This is the 15th blog post in a series of collaborations between the Association for the Development of Education in Africa (ADEA) and the Global Partnership for Education (GPE)
Science is the key to a prosperous future. Since its proclamation by the UNESCO General Conference (Resolution 31C/ 20) in 2001, World Science Day for Peace and Development is celebrated all over the world to demonstrate why science is relevant to people’s daily lives and to engage them in debates on related issues.
This year's theme is 'Science for Global Understanding'. By linking science more closely with society, World Science Day for Peace and Development aims to ensure that citizens are kept informed of the latest developments in science. This day also offers the opportunity to mobilize all actors around the topic of science for peace and development – from governments to civil society organizations.
Securing peace through mathematics, science and technology
Mathematics, science and technology (MST) impact society thereby determining the extent of development. Society on the other hand can influence MST development towards peaceful communities. Contemporary societies are becoming more and more complex, uncertain, diverse and, regrettably there are increased levels of inequality and violence.
We should focus on providing education that recognizes the relevance and understanding of global issues in their social, political, cultural, economic, and environmental dimensions. Therefore a learner’s knowledge and skills should be developed with a view to secure a world that is more just, peaceful, tolerant, inclusive, secure and sustainable.
MST education also needs to respond to the scale of change and rapid advances in information and communication technology (ICT), the shift to a knowledge-based economy, and skills requirement to thrive. Rethinking education provision and, especially the teaching of MST, can open up possibilities for securing peace, human co-existence and development at the same time.
Why is MST education key to our society and our youth?

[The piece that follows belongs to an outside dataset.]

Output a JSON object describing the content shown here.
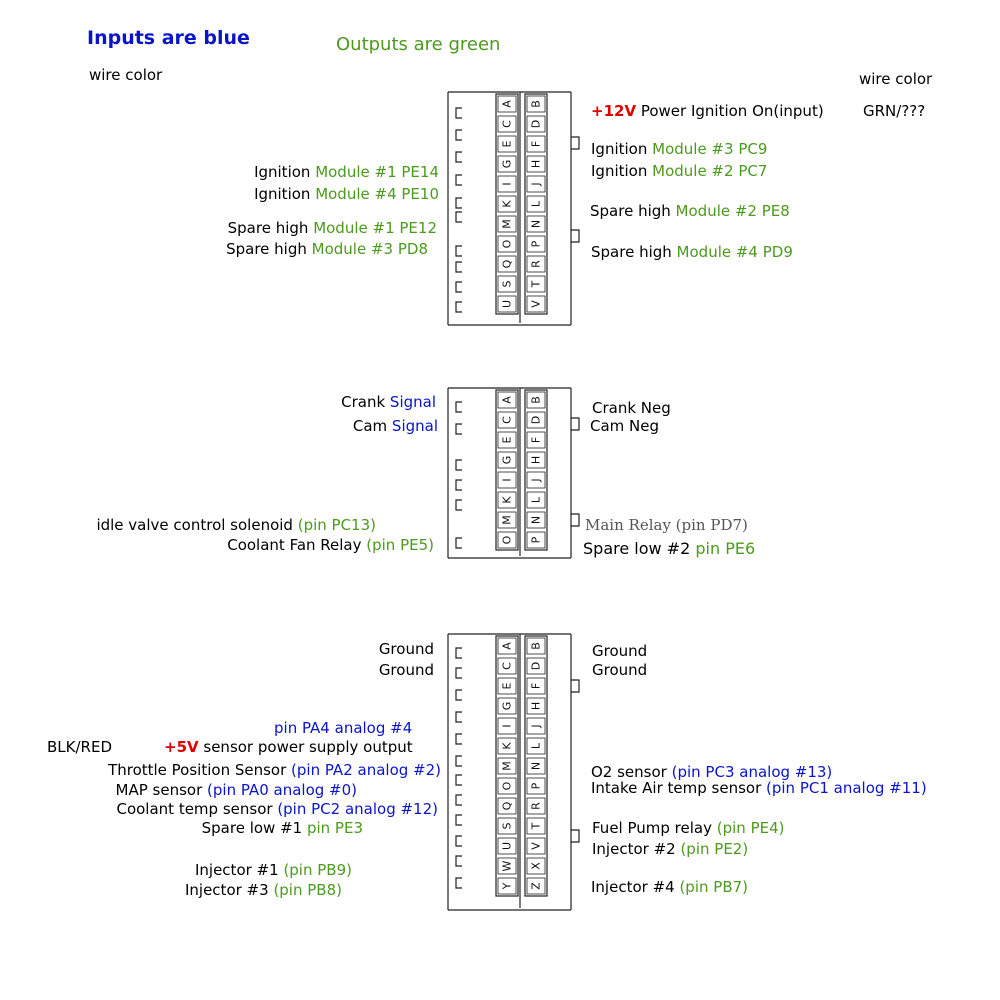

MST education is important to all of us. It is the application of human intelligence to figuring how the world works. MST education in the 21st century should prepare children to be: confident, self-directed learners, concerned citizens, collaborators, and active players able to thrive in and contribute to the dynamic world.
Once equipped with such skills, each can endeavor to innovatively meet their own and societal needs, thereby ensuring self-sustaining communities. MST has helped man discover useful inventions such as technologies for farming, transport, building, and medicines, which have contributed to more peaceful societies. On the opposite end of the spectrum, MST inventions such as nuclear warfare and uninhibited industrial development leading to over exploitation of natural resources and pollution continue to harm and worry our society.

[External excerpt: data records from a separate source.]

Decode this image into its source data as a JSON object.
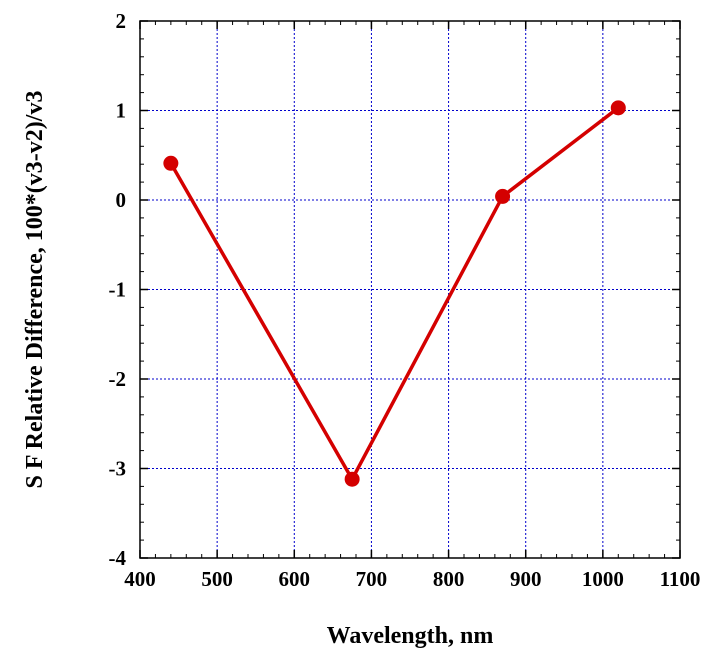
{
  "chart_data": {
    "type": "line",
    "title": "",
    "xlabel": "Wavelength, nm",
    "ylabel": "S F Relative Difference, 100*(v3-v2)/v3",
    "xlim": [
      400,
      1100
    ],
    "ylim": [
      -4,
      2
    ],
    "x_ticks": [
      400,
      500,
      600,
      700,
      800,
      900,
      1000,
      1100
    ],
    "y_ticks": [
      -4,
      -3,
      -2,
      -1,
      0,
      1,
      2
    ],
    "grid": true,
    "series": [
      {
        "x": [
          440,
          675,
          870,
          1020
        ],
        "y": [
          0.41,
          -3.12,
          0.04,
          1.03
        ],
        "color": "#d40000",
        "marker": "circle"
      }
    ],
    "colors": {
      "grid": "#0000cc",
      "axes": "#000000",
      "series": "#d40000"
    }
  }
}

The importance of teaching mathematics, science and technology to children cannot be overemphasized. The question is how to teach them in order to help them acquire knowledge and skills to respond to the needs of our societies today. MST education enables children to explain processes (i.e. mechanical, chemical, physiological and biological) and reasons behind functioning and malfunctioning of things. MST helps to provide physical or visible evidence of facts that children encounter, read about in books and on the internet; this helps to increase understanding and helps them to retain that information.

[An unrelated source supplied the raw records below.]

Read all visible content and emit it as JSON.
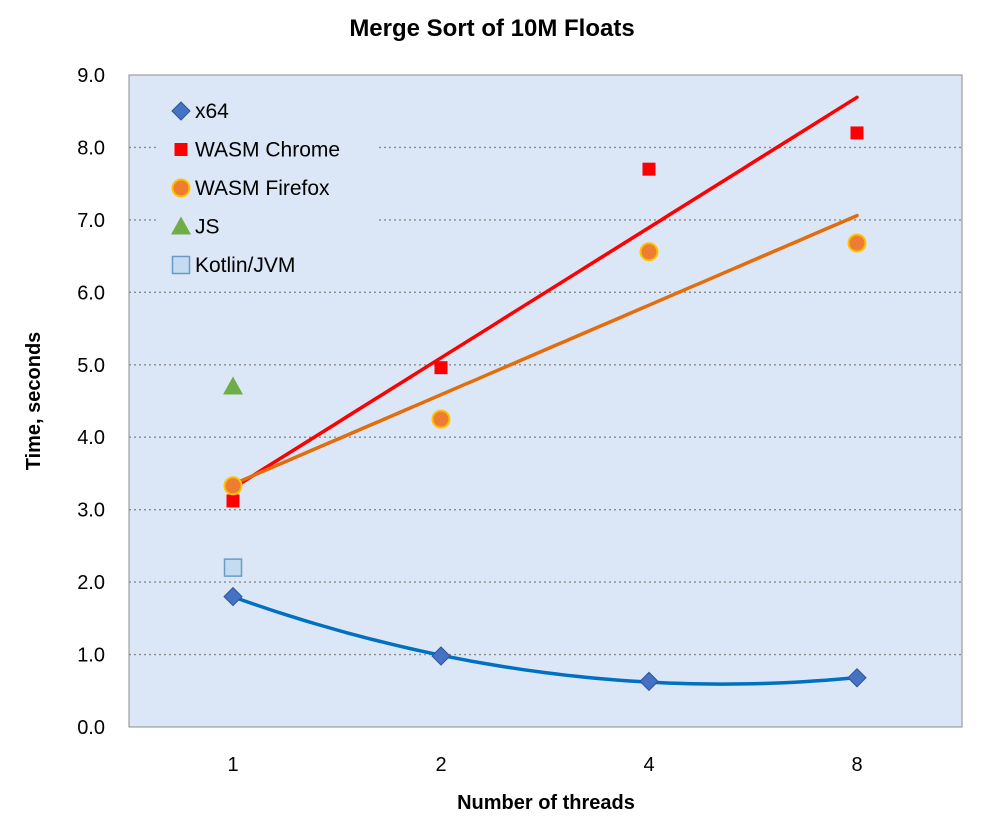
{
  "chart_data": {
    "type": "scatter",
    "title": "Merge Sort of 10M Floats",
    "xlabel": "Number of threads",
    "ylabel": "Time, seconds",
    "categories": [
      "1",
      "2",
      "4",
      "8"
    ],
    "ylim": [
      0,
      9
    ],
    "y_ticks": [
      "0.0",
      "1.0",
      "2.0",
      "3.0",
      "4.0",
      "5.0",
      "6.0",
      "7.0",
      "8.0",
      "9.0"
    ],
    "grid": true,
    "legend_position": "top-left",
    "series": [
      {
        "name": "x64",
        "marker": "diamond",
        "color": "#4472c4",
        "values": [
          1.8,
          0.98,
          0.63,
          0.68
        ],
        "trendline": {
          "kind": "polynomial",
          "color": "#0070c0"
        }
      },
      {
        "name": "WASM Chrome",
        "marker": "square",
        "color": "#ff0000",
        "values": [
          3.12,
          4.96,
          7.7,
          8.2
        ],
        "trendline": {
          "kind": "linear",
          "color": "#ff0000"
        }
      },
      {
        "name": "WASM Firefox",
        "marker": "circle",
        "color": "#ed7d31",
        "values": [
          3.33,
          4.25,
          6.56,
          6.68
        ],
        "trendline": {
          "kind": "linear",
          "color": "#e46c0a"
        }
      },
      {
        "name": "JS",
        "marker": "triangle",
        "color": "#70ad47",
        "values": [
          4.7,
          null,
          null,
          null
        ]
      },
      {
        "name": "Kotlin/JVM",
        "marker": "open-square",
        "color": "#9dc3e6",
        "values": [
          2.2,
          null,
          null,
          null
        ]
      }
    ]
  }
}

MST lessons should bring real life scenarios that provide learners with opportunities to practice science in their respective communities. A strong foundation in scientific knowledge and methodologies can teach children important skills such as thinking clearly and in a logical way; possess an open and inquiring mind, decision and problem solving skills. Indeed, learners are also able to use this knowledge to understand new concepts, make well-informed decisions and pursue new interests.
MST education, skills and attitudes can change our world for the better
MST education need not only to involve teaching basic concepts and facts, but also to equip learners with other skills, including ethics and attitudes, to be able to use scientific knowledge as well as be aware of how science influences their lives and shapes their environments. This in turn will equip them with requisite knowledge, skills and attitudes to solve problems and ensure peace and development at local, regional and international levels.
To this end, teachers should outline instructional activities that equally enable learners to appreciate and value what is being learnt and how to apply what is learnt in real life contexts. As they learn, the opportunity should be there for them to learn other key skills important for making the world more peaceful and equal for all.
Quoting Flavia Schlegel, Assistant Director-General for the Natural Sciences, UNESCO: “The dialogue among science, policy, and everyday lives should be constant and multidirectional”.